Arthur C. Clarke once quipped that "any sufficiently advanced technology is indistinguishable from magic." I always assumed this was a demotic axiom that applied to the millions like myself who seldom bother to look under the hood of a car, computer, or tv set to figure out how things actually work. In other words, I assumed advanced technology to be magic just to the extent that it remained a black box to the end-user.
Now I'm not so sure. After reading Matt's stellar work on the grammatological primitives of the hard drive, I find it difficult to imagine that anyone--even a computer scientist fully initiated in the arcana of a hard disk--could fail to see the magic of this device. A read/write head that inscribes a material substrate without ever touching it: now that's magic. There's something in the instrumentation and operation of a hard disk that aligns it with paranormal technology--automatic writing, seances, telepathic communication. (Matt once compared the read/write head in passing to the planchette of a ouija board.) Talk about haunted media . . .
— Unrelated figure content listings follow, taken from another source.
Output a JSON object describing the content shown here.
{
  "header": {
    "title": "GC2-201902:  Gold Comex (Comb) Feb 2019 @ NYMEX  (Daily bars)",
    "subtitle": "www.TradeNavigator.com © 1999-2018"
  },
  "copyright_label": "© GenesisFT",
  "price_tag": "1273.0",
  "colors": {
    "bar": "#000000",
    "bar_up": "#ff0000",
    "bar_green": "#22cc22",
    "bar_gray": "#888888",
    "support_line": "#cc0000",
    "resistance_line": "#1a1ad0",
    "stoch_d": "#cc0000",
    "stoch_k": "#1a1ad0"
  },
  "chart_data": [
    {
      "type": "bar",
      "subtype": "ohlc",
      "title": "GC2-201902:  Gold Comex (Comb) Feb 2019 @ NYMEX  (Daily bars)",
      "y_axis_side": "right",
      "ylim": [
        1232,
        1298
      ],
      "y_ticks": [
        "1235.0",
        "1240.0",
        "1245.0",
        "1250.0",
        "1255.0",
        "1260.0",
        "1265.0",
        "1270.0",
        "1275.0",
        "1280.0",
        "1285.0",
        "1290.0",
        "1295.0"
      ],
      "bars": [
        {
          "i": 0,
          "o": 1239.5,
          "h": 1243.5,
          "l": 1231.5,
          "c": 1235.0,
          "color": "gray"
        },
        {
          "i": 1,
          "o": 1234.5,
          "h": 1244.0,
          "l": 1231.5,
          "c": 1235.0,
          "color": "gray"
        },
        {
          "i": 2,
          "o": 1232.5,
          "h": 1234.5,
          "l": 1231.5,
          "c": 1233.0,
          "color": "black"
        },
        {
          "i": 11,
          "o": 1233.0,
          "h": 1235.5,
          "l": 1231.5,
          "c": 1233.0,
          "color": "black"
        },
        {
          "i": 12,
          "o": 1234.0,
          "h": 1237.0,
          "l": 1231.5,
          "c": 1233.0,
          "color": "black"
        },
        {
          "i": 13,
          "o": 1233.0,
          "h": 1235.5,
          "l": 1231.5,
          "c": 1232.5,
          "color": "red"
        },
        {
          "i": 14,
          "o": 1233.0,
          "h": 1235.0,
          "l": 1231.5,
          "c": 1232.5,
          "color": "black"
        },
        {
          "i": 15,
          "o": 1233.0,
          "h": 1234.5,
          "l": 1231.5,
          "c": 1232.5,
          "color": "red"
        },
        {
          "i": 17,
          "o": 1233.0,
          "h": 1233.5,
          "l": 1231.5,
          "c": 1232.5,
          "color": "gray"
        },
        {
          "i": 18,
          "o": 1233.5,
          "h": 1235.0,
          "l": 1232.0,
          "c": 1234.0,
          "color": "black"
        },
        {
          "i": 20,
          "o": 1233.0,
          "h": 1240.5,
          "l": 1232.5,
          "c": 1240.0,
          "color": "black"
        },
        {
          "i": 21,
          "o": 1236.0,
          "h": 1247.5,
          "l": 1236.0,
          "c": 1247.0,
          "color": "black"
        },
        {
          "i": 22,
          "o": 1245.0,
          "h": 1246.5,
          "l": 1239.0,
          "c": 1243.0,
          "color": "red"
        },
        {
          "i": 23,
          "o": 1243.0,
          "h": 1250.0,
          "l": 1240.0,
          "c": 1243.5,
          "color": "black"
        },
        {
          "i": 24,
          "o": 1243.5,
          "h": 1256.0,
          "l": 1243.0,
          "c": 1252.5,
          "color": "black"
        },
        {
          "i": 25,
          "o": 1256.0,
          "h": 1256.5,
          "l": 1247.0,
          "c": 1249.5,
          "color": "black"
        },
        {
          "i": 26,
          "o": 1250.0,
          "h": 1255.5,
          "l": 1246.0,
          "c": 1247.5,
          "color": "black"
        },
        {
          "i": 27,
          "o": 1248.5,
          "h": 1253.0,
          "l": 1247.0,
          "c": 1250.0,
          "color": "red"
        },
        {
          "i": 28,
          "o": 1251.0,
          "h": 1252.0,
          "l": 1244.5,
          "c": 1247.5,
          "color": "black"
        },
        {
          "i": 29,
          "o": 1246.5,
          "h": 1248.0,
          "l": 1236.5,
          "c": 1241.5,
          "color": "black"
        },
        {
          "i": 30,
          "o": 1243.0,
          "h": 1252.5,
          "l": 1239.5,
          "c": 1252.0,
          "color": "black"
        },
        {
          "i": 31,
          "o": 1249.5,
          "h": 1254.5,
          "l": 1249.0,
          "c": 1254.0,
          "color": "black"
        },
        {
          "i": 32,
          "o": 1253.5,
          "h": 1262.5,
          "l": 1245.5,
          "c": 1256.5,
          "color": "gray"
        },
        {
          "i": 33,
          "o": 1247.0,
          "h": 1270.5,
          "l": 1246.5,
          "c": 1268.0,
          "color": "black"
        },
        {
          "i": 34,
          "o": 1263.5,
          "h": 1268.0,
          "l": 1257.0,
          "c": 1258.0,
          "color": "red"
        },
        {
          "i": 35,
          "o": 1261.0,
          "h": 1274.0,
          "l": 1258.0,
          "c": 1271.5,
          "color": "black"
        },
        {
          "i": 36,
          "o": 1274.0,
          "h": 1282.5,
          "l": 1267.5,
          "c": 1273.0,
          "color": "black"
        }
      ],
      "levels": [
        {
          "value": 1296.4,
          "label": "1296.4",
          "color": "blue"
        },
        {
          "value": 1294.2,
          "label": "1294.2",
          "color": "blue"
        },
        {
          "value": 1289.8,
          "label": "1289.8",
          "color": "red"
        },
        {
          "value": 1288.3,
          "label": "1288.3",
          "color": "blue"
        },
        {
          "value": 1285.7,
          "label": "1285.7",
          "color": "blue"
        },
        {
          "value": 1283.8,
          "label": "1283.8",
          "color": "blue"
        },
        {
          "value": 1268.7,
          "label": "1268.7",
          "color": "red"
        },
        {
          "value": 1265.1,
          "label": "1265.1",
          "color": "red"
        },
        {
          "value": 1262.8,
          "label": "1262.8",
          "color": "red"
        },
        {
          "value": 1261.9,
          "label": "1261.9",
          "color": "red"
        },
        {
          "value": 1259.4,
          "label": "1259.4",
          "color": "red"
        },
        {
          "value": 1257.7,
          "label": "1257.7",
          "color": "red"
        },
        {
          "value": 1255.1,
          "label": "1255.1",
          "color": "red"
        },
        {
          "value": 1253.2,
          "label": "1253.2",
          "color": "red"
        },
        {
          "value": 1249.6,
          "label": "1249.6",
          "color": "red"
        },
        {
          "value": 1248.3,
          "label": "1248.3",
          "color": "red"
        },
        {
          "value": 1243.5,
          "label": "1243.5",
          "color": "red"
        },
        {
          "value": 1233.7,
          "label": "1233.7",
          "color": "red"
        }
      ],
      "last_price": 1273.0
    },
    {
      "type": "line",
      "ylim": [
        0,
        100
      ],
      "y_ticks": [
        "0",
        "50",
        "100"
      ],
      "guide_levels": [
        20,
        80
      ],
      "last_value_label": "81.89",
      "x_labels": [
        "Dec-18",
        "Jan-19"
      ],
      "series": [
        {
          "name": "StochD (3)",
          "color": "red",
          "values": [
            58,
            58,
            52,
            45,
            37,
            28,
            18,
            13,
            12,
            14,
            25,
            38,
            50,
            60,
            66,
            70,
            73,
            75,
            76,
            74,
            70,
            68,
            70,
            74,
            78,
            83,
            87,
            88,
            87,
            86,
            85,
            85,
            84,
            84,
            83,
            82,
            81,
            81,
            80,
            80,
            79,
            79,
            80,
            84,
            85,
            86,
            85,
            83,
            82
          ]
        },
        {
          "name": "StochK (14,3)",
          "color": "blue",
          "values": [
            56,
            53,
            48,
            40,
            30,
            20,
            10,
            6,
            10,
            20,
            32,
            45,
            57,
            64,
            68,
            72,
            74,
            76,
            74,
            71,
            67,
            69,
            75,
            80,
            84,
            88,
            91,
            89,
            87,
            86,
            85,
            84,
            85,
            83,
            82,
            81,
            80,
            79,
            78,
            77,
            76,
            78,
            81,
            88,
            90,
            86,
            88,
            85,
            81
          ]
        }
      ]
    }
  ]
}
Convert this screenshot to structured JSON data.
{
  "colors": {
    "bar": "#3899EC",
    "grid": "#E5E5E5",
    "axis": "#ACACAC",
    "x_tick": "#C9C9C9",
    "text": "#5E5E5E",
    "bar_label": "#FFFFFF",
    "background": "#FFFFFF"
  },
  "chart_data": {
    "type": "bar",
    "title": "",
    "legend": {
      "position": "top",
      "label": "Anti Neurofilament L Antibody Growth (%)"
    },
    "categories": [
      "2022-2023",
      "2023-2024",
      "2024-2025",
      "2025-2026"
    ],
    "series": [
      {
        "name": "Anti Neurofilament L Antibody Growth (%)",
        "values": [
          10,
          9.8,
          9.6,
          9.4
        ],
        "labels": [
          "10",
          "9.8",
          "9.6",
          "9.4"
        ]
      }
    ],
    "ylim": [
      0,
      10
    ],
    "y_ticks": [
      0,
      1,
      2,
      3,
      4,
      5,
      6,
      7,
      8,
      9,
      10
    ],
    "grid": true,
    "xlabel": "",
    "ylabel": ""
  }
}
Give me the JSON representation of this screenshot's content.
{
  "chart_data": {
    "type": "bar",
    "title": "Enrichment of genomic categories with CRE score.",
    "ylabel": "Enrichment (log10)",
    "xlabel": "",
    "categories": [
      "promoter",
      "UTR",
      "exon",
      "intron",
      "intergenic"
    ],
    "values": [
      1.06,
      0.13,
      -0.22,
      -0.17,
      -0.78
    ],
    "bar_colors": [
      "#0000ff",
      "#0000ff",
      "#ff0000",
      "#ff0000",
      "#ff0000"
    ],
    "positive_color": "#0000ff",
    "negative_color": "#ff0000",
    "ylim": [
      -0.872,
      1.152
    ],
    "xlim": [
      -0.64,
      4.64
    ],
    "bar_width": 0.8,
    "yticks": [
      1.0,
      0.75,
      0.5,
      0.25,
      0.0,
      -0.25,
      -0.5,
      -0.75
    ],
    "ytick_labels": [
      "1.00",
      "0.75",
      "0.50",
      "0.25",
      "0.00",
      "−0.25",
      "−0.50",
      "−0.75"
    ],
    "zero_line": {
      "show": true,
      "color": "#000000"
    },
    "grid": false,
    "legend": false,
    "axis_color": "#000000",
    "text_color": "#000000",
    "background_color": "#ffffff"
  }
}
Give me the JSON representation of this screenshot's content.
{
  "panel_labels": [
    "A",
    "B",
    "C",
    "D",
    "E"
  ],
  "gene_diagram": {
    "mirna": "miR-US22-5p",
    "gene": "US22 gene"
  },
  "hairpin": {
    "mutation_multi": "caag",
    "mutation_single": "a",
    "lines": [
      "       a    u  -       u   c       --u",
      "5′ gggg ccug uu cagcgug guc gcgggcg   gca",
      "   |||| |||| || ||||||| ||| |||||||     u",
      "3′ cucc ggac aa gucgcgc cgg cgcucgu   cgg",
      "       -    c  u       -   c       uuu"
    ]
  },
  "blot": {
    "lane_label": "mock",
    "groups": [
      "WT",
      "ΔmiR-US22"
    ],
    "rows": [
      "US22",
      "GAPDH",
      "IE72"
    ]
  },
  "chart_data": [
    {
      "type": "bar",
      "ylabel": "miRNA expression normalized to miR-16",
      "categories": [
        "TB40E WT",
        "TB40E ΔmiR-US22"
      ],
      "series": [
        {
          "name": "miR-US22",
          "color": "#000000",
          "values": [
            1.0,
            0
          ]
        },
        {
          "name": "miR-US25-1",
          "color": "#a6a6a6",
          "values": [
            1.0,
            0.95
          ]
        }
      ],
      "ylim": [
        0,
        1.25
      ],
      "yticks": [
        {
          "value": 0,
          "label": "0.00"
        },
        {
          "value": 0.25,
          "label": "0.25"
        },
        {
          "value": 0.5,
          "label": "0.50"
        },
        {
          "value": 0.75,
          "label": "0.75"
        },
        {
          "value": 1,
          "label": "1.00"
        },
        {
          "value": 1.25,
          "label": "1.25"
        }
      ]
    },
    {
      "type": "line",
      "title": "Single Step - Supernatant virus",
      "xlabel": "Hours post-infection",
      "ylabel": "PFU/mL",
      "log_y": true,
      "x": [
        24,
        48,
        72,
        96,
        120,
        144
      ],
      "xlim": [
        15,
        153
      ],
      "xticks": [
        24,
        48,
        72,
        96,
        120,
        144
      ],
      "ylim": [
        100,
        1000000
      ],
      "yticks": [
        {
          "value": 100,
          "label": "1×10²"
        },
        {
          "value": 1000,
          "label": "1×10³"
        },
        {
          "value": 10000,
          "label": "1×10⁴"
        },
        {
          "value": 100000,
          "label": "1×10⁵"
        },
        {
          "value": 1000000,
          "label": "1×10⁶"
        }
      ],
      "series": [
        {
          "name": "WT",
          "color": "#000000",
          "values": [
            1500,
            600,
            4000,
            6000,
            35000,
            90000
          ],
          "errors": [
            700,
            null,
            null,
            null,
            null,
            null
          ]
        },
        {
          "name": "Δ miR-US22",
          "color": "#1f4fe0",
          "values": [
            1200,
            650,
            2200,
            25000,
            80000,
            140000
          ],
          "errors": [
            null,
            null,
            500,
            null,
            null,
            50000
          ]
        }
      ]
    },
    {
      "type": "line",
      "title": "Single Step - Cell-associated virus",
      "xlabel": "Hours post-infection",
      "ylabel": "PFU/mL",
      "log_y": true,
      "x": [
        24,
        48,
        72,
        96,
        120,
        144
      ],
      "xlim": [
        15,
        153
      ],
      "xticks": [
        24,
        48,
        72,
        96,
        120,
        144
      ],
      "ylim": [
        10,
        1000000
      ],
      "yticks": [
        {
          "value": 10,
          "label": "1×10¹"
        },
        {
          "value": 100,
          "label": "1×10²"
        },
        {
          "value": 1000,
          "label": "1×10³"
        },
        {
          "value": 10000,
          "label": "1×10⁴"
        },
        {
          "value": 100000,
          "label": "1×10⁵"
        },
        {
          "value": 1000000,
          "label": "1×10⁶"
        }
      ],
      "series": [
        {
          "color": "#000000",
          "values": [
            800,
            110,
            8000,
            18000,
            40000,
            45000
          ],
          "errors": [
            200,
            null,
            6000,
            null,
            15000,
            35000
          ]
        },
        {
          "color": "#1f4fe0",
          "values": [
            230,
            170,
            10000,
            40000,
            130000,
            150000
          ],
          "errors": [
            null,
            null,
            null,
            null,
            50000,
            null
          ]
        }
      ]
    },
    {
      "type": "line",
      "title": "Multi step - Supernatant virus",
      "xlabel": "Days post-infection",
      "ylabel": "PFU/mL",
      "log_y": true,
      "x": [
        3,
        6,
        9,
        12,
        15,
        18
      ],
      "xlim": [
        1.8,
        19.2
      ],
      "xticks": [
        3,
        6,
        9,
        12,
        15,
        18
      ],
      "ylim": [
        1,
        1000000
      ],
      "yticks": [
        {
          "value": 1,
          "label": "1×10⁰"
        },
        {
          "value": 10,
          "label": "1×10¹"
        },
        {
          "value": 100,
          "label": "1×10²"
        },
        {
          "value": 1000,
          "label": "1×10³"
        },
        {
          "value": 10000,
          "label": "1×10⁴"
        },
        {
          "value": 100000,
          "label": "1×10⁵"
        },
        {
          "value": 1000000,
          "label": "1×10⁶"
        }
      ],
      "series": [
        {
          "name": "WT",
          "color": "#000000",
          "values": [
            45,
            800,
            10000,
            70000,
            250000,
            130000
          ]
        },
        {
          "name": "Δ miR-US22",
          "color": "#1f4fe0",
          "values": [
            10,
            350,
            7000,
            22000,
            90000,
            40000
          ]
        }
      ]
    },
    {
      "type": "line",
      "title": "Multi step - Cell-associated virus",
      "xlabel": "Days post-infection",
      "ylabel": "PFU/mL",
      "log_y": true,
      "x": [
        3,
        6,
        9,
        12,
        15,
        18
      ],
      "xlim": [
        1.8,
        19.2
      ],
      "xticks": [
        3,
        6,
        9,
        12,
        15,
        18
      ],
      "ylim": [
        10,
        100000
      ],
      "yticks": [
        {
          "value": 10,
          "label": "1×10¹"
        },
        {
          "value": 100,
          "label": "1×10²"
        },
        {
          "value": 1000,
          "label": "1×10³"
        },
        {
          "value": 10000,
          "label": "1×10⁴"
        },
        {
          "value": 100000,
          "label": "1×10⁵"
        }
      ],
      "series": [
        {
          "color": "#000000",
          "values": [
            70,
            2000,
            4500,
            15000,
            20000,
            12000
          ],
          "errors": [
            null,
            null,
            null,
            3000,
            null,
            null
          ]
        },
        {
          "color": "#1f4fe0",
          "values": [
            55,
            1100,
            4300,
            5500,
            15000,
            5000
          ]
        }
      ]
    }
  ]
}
As a textual critic, I view Matt's work in yet another vein: the practice of bibliotextual studies in the twenty-first century has reached a crossroads. We must decide either to cede our ground once and for all to computer scientists or to bite the bullet and dedicate ourselves--feverishly, jealously--to the material study of new media. That means the whole kit-n-kaboodle, including chasing inscription "down to the metal." Matt's made his choice. His gamble--and it's a brilliant one--is to stake out a role for the humanist in an age of "extreme inscription."
Your recourse to magic reminds me of a minor rant Harlan Williams (actually I suppose your initial invocation of Arthur C. Clark brought me to the commedian Williams through a nameshare with Harlan Ellison, if you wanna get at the magic in my conjectural mind) gave on magic wizardly culture during Conan O'Brien this past summer, rerun a couple of days ago. I'd provide a transcript of the soundbite, but it involves a detailed account of male micturation which I think would be highly inappropriate for your blog unsolicited.
And btw, I'm very very dissappointed a textual detective such as yourself has yet to unmask the Midnight Platypus via my syntactic patterns or whatnot.
My conjectural instincts are highly developed, Marty, err, Midnight Platypus :-)
Cripes! Outed. I knew I had a higher men in black encounter quota than usual this week-end. Your fault, your fault.